— Ого, какое бесстыдство! Ну что ж, это мне более по вкусу, чем стенания… Однако продолжим. То, что у вас, сударыня, есть любовник, — сказал Франваль с легкой усмешкой, достойной снисходительного супруга, раскрывая вторую половину бумажника, — меня не интересует. Но то, что вы, в вашем возрасте, содержите этого любовника, да еще и на мои деньги, согласитесь, не может оставить меня равнодушным… Вот долговые расписки на 100 тысяч экю, уплаченных вами по счетам Вальмона. Извольте, покорнейше прошу вас ознакомиться с ними, — продолжил изверг, не выпуская, однако, бумаг из своих рук…
…Это те самые караковые лошади, на которых разъезжает сейчас Вальмон, вызывая восхищение всего Парижа… Да, а вот еще обязательство — на триста тысяч двести девяносто три ливра десять су, из которых вы уже уплатили около двух третей суммы и благородно обязались уплатить оставшуюся… Ну как, убедил ли я вас, сударыня?
— Ах, сударь, подлог слишком очевиден и нимало меня не беспокоит. Лишь одно требуется мне, чтобы посрамить тех, кто плетет против меня гнусные интриги… пусть все эти люди, кому я, как вы утверждаете, вручала расписки, придут и поклянутся, что я когда-либо имела с ними дело.
— Они это сделают, сударыня, не сомневайтесь. Разве стали бы они сами сообщать мне о вашем поведении, если бы не обладали решимостью засвидетельствовать его на суде? Один из них сам должен явиться сегодня сюда и предъявить к оплате очередной счет…

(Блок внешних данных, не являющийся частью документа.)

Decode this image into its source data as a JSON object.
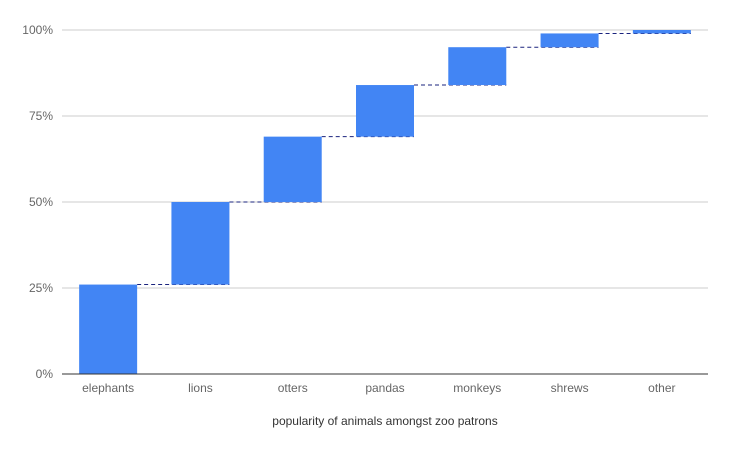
{
  "chart_data": {
    "type": "waterfall",
    "title": "",
    "xlabel": "popularity of animals amongst zoo patrons",
    "ylabel": "",
    "categories": [
      "elephants",
      "lions",
      "otters",
      "pandas",
      "monkeys",
      "shrews",
      "other"
    ],
    "series": [
      {
        "values": [
          26,
          24,
          19,
          15,
          11,
          4,
          1
        ]
      }
    ],
    "cumulative_ends": [
      26,
      50,
      69,
      84,
      95,
      99,
      100
    ],
    "ylim": [
      0,
      100
    ],
    "yticks": [
      0,
      25,
      50,
      75,
      100
    ],
    "ytick_labels": [
      "0%",
      "25%",
      "50%",
      "75%",
      "100%"
    ],
    "grid": true,
    "legend": "none",
    "colors": {
      "bar": "#4285f4",
      "gridline": "#cccccc",
      "baseline": "#333333",
      "connector": "#1a237e",
      "tick_text": "#666666",
      "axis_title": "#333333"
    }
  }
}
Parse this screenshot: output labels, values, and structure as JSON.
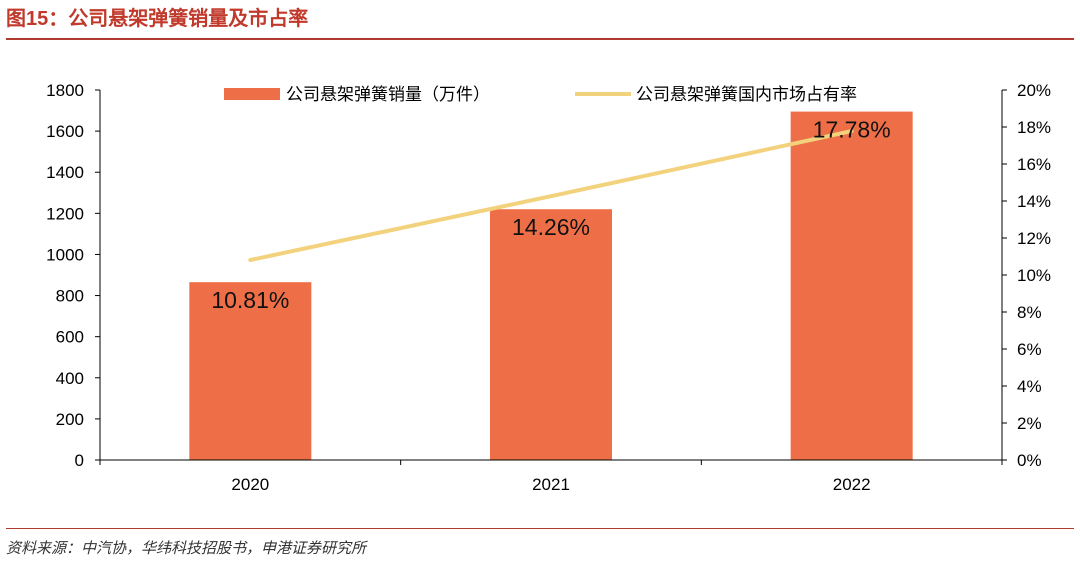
{
  "header": {
    "title": "图15：公司悬架弹簧销量及市占率"
  },
  "footer": {
    "source": "资料来源：中汽协，华纬科技招股书，申港证券研究所"
  },
  "colors": {
    "bar": "#ee6f47",
    "line": "#f3d27e",
    "accent": "#b03a2e",
    "axis": "#000000"
  },
  "chart_data": {
    "type": "bar",
    "categories": [
      "2020",
      "2021",
      "2022"
    ],
    "series": [
      {
        "name": "公司悬架弹簧销量（万件）",
        "type": "bar",
        "axis": "left",
        "values": [
          865,
          1220,
          1695
        ]
      },
      {
        "name": "公司悬架弹簧国内市场占有率",
        "type": "line",
        "axis": "right",
        "values": [
          10.81,
          14.26,
          17.78
        ]
      }
    ],
    "data_labels": [
      "10.81%",
      "14.26%",
      "17.78%"
    ],
    "y_left": {
      "min": 0,
      "max": 1800,
      "ticks": [
        "0",
        "200",
        "400",
        "600",
        "800",
        "1000",
        "1200",
        "1400",
        "1600",
        "1800"
      ]
    },
    "y_right": {
      "min": 0,
      "max": 20,
      "ticks": [
        "0%",
        "2%",
        "4%",
        "6%",
        "8%",
        "10%",
        "12%",
        "14%",
        "16%",
        "18%",
        "20%"
      ]
    },
    "legend_position": "top",
    "grid": false
  }
}
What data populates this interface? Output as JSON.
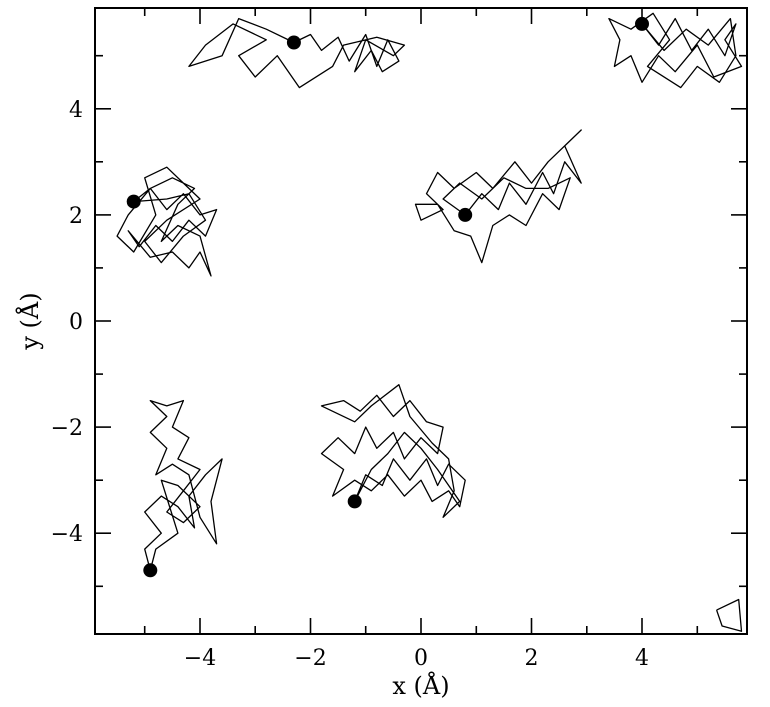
{
  "chart_data": {
    "type": "line",
    "title": "",
    "xlabel": "x (Å)",
    "ylabel": "y (Å)",
    "xlim": [
      -5.9,
      5.9
    ],
    "ylim": [
      -5.9,
      5.9
    ],
    "xticks": [
      -4,
      -2,
      0,
      2,
      4
    ],
    "yticks": [
      -4,
      -2,
      0,
      2,
      4
    ],
    "xtick_labels": [
      "−4",
      "−2",
      "0",
      "2",
      "4"
    ],
    "ytick_labels": [
      "−4",
      "−2",
      "0",
      "2",
      "4"
    ],
    "minor_tick_step": 1,
    "grid": false,
    "legend": "none",
    "series": [
      {
        "marker": [
          -2.3,
          5.25
        ],
        "points": [
          [
            -2.3,
            5.25
          ],
          [
            -2.0,
            5.4
          ],
          [
            -1.8,
            5.1
          ],
          [
            -1.5,
            5.35
          ],
          [
            -1.3,
            4.9
          ],
          [
            -1.0,
            5.4
          ],
          [
            -0.8,
            4.8
          ],
          [
            -0.6,
            5.3
          ],
          [
            -0.4,
            4.9
          ],
          [
            -0.7,
            4.7
          ],
          [
            -0.9,
            5.1
          ],
          [
            -1.2,
            4.7
          ],
          [
            -1.0,
            5.3
          ],
          [
            -0.5,
            5.0
          ],
          [
            -0.3,
            5.2
          ],
          [
            -0.8,
            5.35
          ],
          [
            -1.4,
            5.2
          ],
          [
            -1.6,
            4.8
          ],
          [
            -2.2,
            4.4
          ],
          [
            -2.6,
            5.0
          ],
          [
            -3.0,
            4.6
          ],
          [
            -3.3,
            5.0
          ],
          [
            -2.8,
            5.3
          ],
          [
            -3.4,
            5.6
          ],
          [
            -3.9,
            5.2
          ],
          [
            -4.2,
            4.8
          ],
          [
            -3.6,
            5.0
          ],
          [
            -3.3,
            5.7
          ],
          [
            -2.8,
            5.5
          ],
          [
            -2.3,
            5.25
          ]
        ]
      },
      {
        "marker": [
          4.0,
          5.6
        ],
        "points": [
          [
            4.0,
            5.6
          ],
          [
            4.3,
            5.2
          ],
          [
            4.6,
            5.7
          ],
          [
            4.9,
            5.1
          ],
          [
            5.2,
            5.5
          ],
          [
            5.5,
            5.0
          ],
          [
            5.7,
            5.6
          ],
          [
            5.5,
            5.3
          ],
          [
            5.8,
            4.8
          ],
          [
            5.3,
            4.6
          ],
          [
            5.0,
            5.2
          ],
          [
            4.6,
            4.7
          ],
          [
            4.3,
            5.0
          ],
          [
            4.0,
            4.5
          ],
          [
            3.8,
            5.0
          ],
          [
            3.5,
            4.8
          ],
          [
            3.6,
            5.3
          ],
          [
            3.4,
            5.7
          ],
          [
            3.8,
            5.5
          ],
          [
            4.2,
            5.8
          ],
          [
            4.5,
            5.3
          ],
          [
            4.1,
            4.8
          ],
          [
            4.7,
            4.4
          ],
          [
            5.0,
            4.8
          ],
          [
            5.4,
            4.5
          ],
          [
            5.7,
            5.0
          ],
          [
            5.6,
            5.7
          ],
          [
            5.2,
            5.2
          ],
          [
            4.8,
            5.5
          ],
          [
            4.4,
            5.1
          ],
          [
            4.0,
            5.6
          ]
        ]
      },
      {
        "marker": [
          -5.2,
          2.25
        ],
        "points": [
          [
            -5.2,
            2.25
          ],
          [
            -4.9,
            2.5
          ],
          [
            -4.6,
            2.1
          ],
          [
            -4.3,
            2.4
          ],
          [
            -4.0,
            2.0
          ],
          [
            -3.7,
            2.1
          ],
          [
            -3.9,
            1.6
          ],
          [
            -4.2,
            1.9
          ],
          [
            -4.5,
            1.5
          ],
          [
            -4.8,
            1.8
          ],
          [
            -5.1,
            1.4
          ],
          [
            -5.3,
            1.7
          ],
          [
            -4.9,
            1.2
          ],
          [
            -4.5,
            1.3
          ],
          [
            -4.2,
            1.0
          ],
          [
            -4.0,
            1.3
          ],
          [
            -3.8,
            0.85
          ],
          [
            -4.0,
            1.6
          ],
          [
            -4.4,
            1.8
          ],
          [
            -4.7,
            1.5
          ],
          [
            -4.4,
            2.2
          ],
          [
            -4.1,
            2.5
          ],
          [
            -4.5,
            2.7
          ],
          [
            -4.9,
            2.5
          ],
          [
            -5.3,
            2.0
          ],
          [
            -5.5,
            1.6
          ],
          [
            -5.2,
            1.3
          ],
          [
            -4.8,
            2.0
          ],
          [
            -5.0,
            2.7
          ],
          [
            -4.6,
            2.9
          ],
          [
            -4.3,
            2.6
          ],
          [
            -4.0,
            2.3
          ],
          [
            -4.6,
            1.9
          ],
          [
            -5.0,
            1.5
          ],
          [
            -4.7,
            1.1
          ],
          [
            -4.3,
            1.6
          ],
          [
            -3.9,
            1.9
          ],
          [
            -4.2,
            2.4
          ],
          [
            -4.6,
            2.3
          ],
          [
            -5.2,
            2.25
          ]
        ]
      },
      {
        "marker": [
          0.8,
          2.0
        ],
        "points": [
          [
            0.8,
            2.0
          ],
          [
            1.1,
            2.4
          ],
          [
            1.4,
            2.1
          ],
          [
            1.6,
            2.6
          ],
          [
            1.9,
            2.2
          ],
          [
            2.2,
            2.8
          ],
          [
            2.4,
            2.4
          ],
          [
            2.6,
            3.0
          ],
          [
            2.9,
            2.6
          ],
          [
            2.6,
            3.3
          ],
          [
            2.9,
            3.6
          ],
          [
            2.3,
            3.0
          ],
          [
            2.0,
            2.6
          ],
          [
            1.7,
            3.0
          ],
          [
            1.3,
            2.5
          ],
          [
            1.0,
            2.8
          ],
          [
            0.6,
            2.5
          ],
          [
            0.3,
            2.8
          ],
          [
            0.1,
            2.4
          ],
          [
            0.4,
            2.1
          ],
          [
            0.0,
            1.9
          ],
          [
            -0.1,
            2.2
          ],
          [
            0.3,
            2.2
          ],
          [
            0.6,
            1.7
          ],
          [
            0.9,
            1.6
          ],
          [
            1.1,
            1.1
          ],
          [
            1.3,
            1.8
          ],
          [
            1.6,
            2.0
          ],
          [
            1.9,
            1.8
          ],
          [
            2.2,
            2.4
          ],
          [
            2.5,
            2.1
          ],
          [
            2.7,
            2.7
          ],
          [
            2.3,
            2.5
          ],
          [
            1.9,
            2.5
          ],
          [
            1.5,
            2.7
          ],
          [
            1.1,
            2.3
          ],
          [
            0.7,
            2.6
          ],
          [
            0.4,
            2.3
          ],
          [
            0.8,
            2.0
          ]
        ]
      },
      {
        "marker": [
          -1.2,
          -3.4
        ],
        "points": [
          [
            -1.2,
            -3.4
          ],
          [
            -1.0,
            -2.9
          ],
          [
            -0.7,
            -3.1
          ],
          [
            -0.5,
            -2.6
          ],
          [
            -0.2,
            -3.0
          ],
          [
            0.1,
            -2.6
          ],
          [
            0.3,
            -3.1
          ],
          [
            0.5,
            -2.7
          ],
          [
            0.8,
            -3.0
          ],
          [
            0.7,
            -3.5
          ],
          [
            0.5,
            -3.2
          ],
          [
            0.2,
            -3.4
          ],
          [
            0.0,
            -3.0
          ],
          [
            -0.3,
            -3.3
          ],
          [
            -0.6,
            -2.9
          ],
          [
            -0.9,
            -3.2
          ],
          [
            -1.2,
            -3.0
          ],
          [
            -1.6,
            -3.3
          ],
          [
            -1.4,
            -2.8
          ],
          [
            -1.8,
            -2.5
          ],
          [
            -1.5,
            -2.2
          ],
          [
            -1.2,
            -2.5
          ],
          [
            -1.0,
            -2.0
          ],
          [
            -0.8,
            -2.4
          ],
          [
            -0.5,
            -2.1
          ],
          [
            -0.3,
            -2.6
          ],
          [
            0.0,
            -2.2
          ],
          [
            0.3,
            -2.5
          ],
          [
            0.4,
            -2.0
          ],
          [
            0.1,
            -1.9
          ],
          [
            -0.2,
            -1.5
          ],
          [
            -0.5,
            -1.8
          ],
          [
            -0.8,
            -1.4
          ],
          [
            -1.1,
            -1.7
          ],
          [
            -1.4,
            -1.5
          ],
          [
            -1.8,
            -1.6
          ],
          [
            -1.2,
            -1.9
          ],
          [
            -0.9,
            -1.6
          ],
          [
            -0.4,
            -1.2
          ],
          [
            -0.2,
            -1.8
          ],
          [
            0.2,
            -2.3
          ],
          [
            0.5,
            -2.6
          ],
          [
            0.6,
            -3.2
          ],
          [
            0.4,
            -3.7
          ],
          [
            0.7,
            -3.4
          ],
          [
            0.3,
            -2.8
          ],
          [
            0.0,
            -2.4
          ],
          [
            -0.3,
            -2.1
          ],
          [
            -0.6,
            -2.5
          ],
          [
            -0.9,
            -2.8
          ],
          [
            -1.2,
            -3.4
          ]
        ]
      },
      {
        "marker": [
          -4.9,
          -4.7
        ],
        "points": [
          [
            -4.9,
            -4.7
          ],
          [
            -5.0,
            -4.3
          ],
          [
            -4.7,
            -4.0
          ],
          [
            -5.0,
            -3.6
          ],
          [
            -4.7,
            -3.3
          ],
          [
            -4.4,
            -3.5
          ],
          [
            -4.1,
            -3.9
          ],
          [
            -4.2,
            -3.3
          ],
          [
            -3.9,
            -2.9
          ],
          [
            -3.6,
            -2.6
          ],
          [
            -3.8,
            -3.4
          ],
          [
            -3.7,
            -4.2
          ],
          [
            -4.0,
            -3.7
          ],
          [
            -4.2,
            -2.9
          ],
          [
            -4.5,
            -2.7
          ],
          [
            -4.8,
            -2.9
          ],
          [
            -4.6,
            -2.4
          ],
          [
            -4.9,
            -2.1
          ],
          [
            -4.6,
            -1.8
          ],
          [
            -4.9,
            -1.5
          ],
          [
            -4.6,
            -1.6
          ],
          [
            -4.3,
            -1.5
          ],
          [
            -4.5,
            -2.0
          ],
          [
            -4.2,
            -2.2
          ],
          [
            -4.4,
            -2.6
          ],
          [
            -4.0,
            -2.8
          ],
          [
            -4.3,
            -3.2
          ],
          [
            -4.6,
            -3.6
          ],
          [
            -4.3,
            -3.8
          ],
          [
            -4.0,
            -3.5
          ],
          [
            -4.4,
            -3.1
          ],
          [
            -4.7,
            -3.0
          ],
          [
            -4.4,
            -4.0
          ],
          [
            -4.8,
            -4.3
          ],
          [
            -4.9,
            -4.7
          ]
        ]
      },
      {
        "marker": null,
        "points": [
          [
            5.35,
            -5.45
          ],
          [
            5.75,
            -5.25
          ],
          [
            5.8,
            -5.85
          ],
          [
            5.45,
            -5.75
          ],
          [
            5.35,
            -5.45
          ]
        ]
      }
    ]
  }
}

Горькие слезы хлынули из прекрасных глаз несчастной женщины. Мужество оставило ее, в порыве отчаяния она билась головой о мраморный столик, и лицо ее залило кровью.
— Сударь, — взывала она, бросаясь к ногам супруга, — молю вас, прикажите лучше убить меня, но не мучьте так жестоко. Если жизнь моя мешает вашим преступным деяниям, прервите ее одним ударом… не заставляйте меня умирать долго и мучительно… Разве я виновна в том, что любила вас… что не смирилась, узнав, что сердце ваше похищено у меня столь жестоким образом?..
Так убей же меня, чудовище, убей, вот твое оружие, — восклицала она, хватая шпагу мужа, — бери его, приказываю тебе, и рази без жалости. Пусть смерть моя послужит лучшим доказательством моей невиновности, и там, в могиле, обрету я утешение в том, что ты доподлинно не считаешь меня способной на те низости, в которых сам меня обвиняешь… чтобы скрыть собственные преступления…
И она поникла у ног Франваля. Руки ее были изранены и в крови, ибо ими пыталась она направить обнаженный клинок в грудь свою. По прекрасным плечам ее разметались волосы, орошаемые на груди потоками слез. Никогда еще горе не представляло картины столь душераздирающей и столь выразительной, никогда еще картина эта не являла миру такого отчаяния, красоты и благородства.
— Нет, сударыня, — ответил Франваль, отстраняя шпагу, — никто не желает вашей смерти, вас следует лишь примерно наказать. Мне понятно ваше раскаяние, и ваши слезы ничуть меня не удивляют. Вы в ярости, потому что вас разоблачили. Ответные ваши чувства вполне меня устраивают, они внушают мне надежду на некоторое возмещение… что, конечно, ускорит решение вашей участи согласно моему желанию, и я сейчас же поспешу заняться этим.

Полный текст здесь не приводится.